Much of the real-world consistency will come from guidance, practitioner experience and early consent processes and case law. This creates both opportunity and risk. If interpreted too conservatively, land application schemes could become unnecessarily constrained, driving higher costs for councils and communities without proportional environmental benefit. If interpreted too liberally, public health and environmental protection may be compromised. If interpreted inconsistently, the confidence that the Regulations seek to create could quickly erode.

This is why the collaborative work to develop practical guidance, currently being undertaken between The New Zealand Land Treatment Collective (NZLTC) and Taumata Arowai, is so important. Vitruvius, through its involvement in the NZLTC, has been authoring some of this guidance.

Vitruvius have also recently undertaken a preliminary Land Class assessment on behalf of Taupō District Council for the Kinloch wastewater system, and we recently presented our findings at the NZLTC 2026 Conference, in Tauranga. Kinloch provides an interesting case study of applying the Regulations, as the wastewater system includes disposal via rapid infiltration beds at the treatment plant site, and slow-rate sub-surface irrigation on the Kinloch golf course fairways. Each of these systems follows a different Site Characterisation process, with the rapid infiltration having less characteristics to consider, and different category descriptions to apply.

The preliminary Land Class assessment identified that the existing sub-surface drip irrigation system on the golf course is constrained by localised hardpan layers, occasional winter saturation, and moderate nutrient uptake; despite the very high-quality treated wastewater from a membrane bioreactor plant. In contrast, the rapid infiltration trenches adjacent to the treatment plant were able to remove the hardpan layers during construction, and had less characteristics to assess, resulting in a more favourable preliminary Land Class assessment outcome.

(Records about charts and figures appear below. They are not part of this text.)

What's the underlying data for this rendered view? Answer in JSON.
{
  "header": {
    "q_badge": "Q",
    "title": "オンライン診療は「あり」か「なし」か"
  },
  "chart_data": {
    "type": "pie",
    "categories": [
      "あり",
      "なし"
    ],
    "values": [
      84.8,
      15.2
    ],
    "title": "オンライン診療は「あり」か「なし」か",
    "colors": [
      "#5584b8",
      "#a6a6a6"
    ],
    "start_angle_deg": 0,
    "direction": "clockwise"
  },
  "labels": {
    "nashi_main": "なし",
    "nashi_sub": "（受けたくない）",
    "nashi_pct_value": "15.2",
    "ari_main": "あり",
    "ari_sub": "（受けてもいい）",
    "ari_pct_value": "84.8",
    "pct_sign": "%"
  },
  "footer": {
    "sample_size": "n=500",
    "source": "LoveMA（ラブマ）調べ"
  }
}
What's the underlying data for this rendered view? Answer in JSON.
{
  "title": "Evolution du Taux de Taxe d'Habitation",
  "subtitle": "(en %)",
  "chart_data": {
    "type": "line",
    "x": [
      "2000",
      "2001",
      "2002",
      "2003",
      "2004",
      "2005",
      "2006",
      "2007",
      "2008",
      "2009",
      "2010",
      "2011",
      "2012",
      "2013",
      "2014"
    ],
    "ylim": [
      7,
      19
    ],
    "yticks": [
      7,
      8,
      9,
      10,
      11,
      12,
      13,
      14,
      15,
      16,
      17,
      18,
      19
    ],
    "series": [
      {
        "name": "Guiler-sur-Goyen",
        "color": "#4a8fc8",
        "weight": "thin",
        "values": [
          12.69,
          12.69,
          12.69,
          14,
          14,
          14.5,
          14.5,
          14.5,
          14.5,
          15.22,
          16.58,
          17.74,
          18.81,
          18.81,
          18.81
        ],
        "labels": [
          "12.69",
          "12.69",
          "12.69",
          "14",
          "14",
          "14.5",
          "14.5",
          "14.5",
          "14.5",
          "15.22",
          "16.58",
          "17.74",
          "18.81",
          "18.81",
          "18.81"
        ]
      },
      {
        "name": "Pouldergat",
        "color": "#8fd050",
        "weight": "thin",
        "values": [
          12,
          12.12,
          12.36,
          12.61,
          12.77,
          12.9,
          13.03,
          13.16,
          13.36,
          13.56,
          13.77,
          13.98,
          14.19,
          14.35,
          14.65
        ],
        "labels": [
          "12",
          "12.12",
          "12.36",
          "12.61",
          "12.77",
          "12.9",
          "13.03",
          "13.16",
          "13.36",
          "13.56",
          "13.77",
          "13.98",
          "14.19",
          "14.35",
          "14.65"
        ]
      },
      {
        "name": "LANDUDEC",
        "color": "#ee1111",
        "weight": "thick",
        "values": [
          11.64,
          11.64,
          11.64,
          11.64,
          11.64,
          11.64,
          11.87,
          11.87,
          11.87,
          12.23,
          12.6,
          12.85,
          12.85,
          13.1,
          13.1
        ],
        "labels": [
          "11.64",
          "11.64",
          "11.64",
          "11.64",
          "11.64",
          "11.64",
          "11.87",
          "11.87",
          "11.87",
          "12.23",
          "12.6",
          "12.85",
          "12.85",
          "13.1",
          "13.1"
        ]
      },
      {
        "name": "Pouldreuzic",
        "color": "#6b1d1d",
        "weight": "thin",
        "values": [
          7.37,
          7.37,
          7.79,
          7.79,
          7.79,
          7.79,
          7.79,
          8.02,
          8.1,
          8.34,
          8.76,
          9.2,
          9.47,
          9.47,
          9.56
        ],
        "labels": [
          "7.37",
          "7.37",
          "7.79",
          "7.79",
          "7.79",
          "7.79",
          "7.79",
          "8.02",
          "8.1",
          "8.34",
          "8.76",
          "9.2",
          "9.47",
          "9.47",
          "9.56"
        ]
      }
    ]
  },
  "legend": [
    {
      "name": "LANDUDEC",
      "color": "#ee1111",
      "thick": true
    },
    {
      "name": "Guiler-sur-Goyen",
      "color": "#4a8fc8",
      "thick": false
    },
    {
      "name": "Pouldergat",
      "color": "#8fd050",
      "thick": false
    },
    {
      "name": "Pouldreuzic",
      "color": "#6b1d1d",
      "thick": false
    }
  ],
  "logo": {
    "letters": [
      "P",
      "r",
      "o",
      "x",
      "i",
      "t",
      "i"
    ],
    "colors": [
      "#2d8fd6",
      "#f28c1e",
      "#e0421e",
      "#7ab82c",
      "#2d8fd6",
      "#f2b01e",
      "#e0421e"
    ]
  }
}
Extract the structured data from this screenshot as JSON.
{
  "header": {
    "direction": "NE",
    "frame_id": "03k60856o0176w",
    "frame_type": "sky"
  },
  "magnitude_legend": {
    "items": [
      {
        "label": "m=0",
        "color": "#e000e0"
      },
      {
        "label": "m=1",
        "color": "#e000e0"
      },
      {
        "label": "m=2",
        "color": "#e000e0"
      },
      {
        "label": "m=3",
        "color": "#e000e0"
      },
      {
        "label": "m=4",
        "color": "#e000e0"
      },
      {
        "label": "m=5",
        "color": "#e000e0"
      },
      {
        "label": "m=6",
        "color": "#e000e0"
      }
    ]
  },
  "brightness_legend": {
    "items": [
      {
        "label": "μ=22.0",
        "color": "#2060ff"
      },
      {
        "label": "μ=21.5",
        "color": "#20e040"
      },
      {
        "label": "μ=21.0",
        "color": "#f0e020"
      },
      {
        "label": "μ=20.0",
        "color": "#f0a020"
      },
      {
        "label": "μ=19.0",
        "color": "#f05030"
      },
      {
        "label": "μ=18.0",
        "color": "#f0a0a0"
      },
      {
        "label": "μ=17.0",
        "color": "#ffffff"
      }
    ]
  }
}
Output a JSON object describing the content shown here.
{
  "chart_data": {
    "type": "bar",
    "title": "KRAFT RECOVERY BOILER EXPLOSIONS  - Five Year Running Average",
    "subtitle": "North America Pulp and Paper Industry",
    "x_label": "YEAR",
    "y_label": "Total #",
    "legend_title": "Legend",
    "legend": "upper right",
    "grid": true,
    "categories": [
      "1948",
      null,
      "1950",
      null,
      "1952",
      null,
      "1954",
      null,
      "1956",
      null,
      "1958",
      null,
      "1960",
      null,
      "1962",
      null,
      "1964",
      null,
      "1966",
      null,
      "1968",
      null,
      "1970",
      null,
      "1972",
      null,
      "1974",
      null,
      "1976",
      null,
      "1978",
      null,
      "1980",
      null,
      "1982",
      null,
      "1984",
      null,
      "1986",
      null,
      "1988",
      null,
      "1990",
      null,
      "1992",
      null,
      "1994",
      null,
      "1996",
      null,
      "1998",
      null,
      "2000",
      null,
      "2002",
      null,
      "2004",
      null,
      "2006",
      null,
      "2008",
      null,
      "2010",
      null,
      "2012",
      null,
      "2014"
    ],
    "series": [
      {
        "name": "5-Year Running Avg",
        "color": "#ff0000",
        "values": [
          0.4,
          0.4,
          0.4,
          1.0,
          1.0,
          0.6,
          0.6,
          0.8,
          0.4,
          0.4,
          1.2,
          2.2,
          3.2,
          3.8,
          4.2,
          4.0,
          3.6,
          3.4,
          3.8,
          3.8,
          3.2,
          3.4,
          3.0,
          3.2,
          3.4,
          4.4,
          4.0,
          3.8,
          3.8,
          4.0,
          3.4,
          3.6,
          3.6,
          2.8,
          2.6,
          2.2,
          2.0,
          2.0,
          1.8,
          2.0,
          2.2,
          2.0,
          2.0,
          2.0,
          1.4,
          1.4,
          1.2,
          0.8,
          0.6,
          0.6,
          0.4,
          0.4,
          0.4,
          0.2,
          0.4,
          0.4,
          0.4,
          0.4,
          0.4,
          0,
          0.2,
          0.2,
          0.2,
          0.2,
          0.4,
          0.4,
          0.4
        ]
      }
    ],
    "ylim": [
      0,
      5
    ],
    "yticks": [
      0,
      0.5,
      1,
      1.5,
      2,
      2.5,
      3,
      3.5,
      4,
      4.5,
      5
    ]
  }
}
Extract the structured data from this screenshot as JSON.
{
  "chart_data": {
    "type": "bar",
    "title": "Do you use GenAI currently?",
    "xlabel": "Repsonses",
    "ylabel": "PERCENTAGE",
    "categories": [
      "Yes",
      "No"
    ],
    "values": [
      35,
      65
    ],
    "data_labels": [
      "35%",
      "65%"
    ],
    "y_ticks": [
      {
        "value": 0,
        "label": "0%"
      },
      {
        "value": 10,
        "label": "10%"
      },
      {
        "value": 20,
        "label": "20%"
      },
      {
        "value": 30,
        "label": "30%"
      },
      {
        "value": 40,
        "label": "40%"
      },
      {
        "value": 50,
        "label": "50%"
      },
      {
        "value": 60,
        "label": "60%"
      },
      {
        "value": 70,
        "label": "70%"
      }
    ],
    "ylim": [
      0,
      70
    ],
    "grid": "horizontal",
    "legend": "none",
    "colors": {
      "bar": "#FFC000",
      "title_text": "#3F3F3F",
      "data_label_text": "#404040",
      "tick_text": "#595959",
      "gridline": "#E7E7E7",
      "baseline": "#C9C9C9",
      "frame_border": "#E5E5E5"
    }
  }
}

This raised an important question: do historical operational priorities, which favoured subsurface drip irrigation over rapid infiltration, still make sense under the new Regulations?

Overall, the Water Services (Wastewater Environmental Performance Standards) Regulations 2025 have made significant progress towards creating greater consistency in wastewater management across New Zealand. However, for discharges to land they have intentionally stopped short of prescribing every factor that determines environmental performance. Instead, they rely on site classification and judgement to account for the complexity of natural systems.

The real measure of success will therefore not be whether the Regulations remove discretion, but whether they provide a framework within which that discretion is exercised consistently, transparently and proportionately. This will be achieved when practitioners assessing similar sites can reach similar conclusions, recognising genuine differences where they exist, and ensuring environmental and public health risks are appropriately managed. If this is achieved, the Regulations will have established a common basis to inform better infrastructure decisions; while balancing environmental protection, affordability and the realities of Aotearoa New Zealand’s landscape.

(1) Based on 95th percentile confidence intervals, using a Student’s T distribution.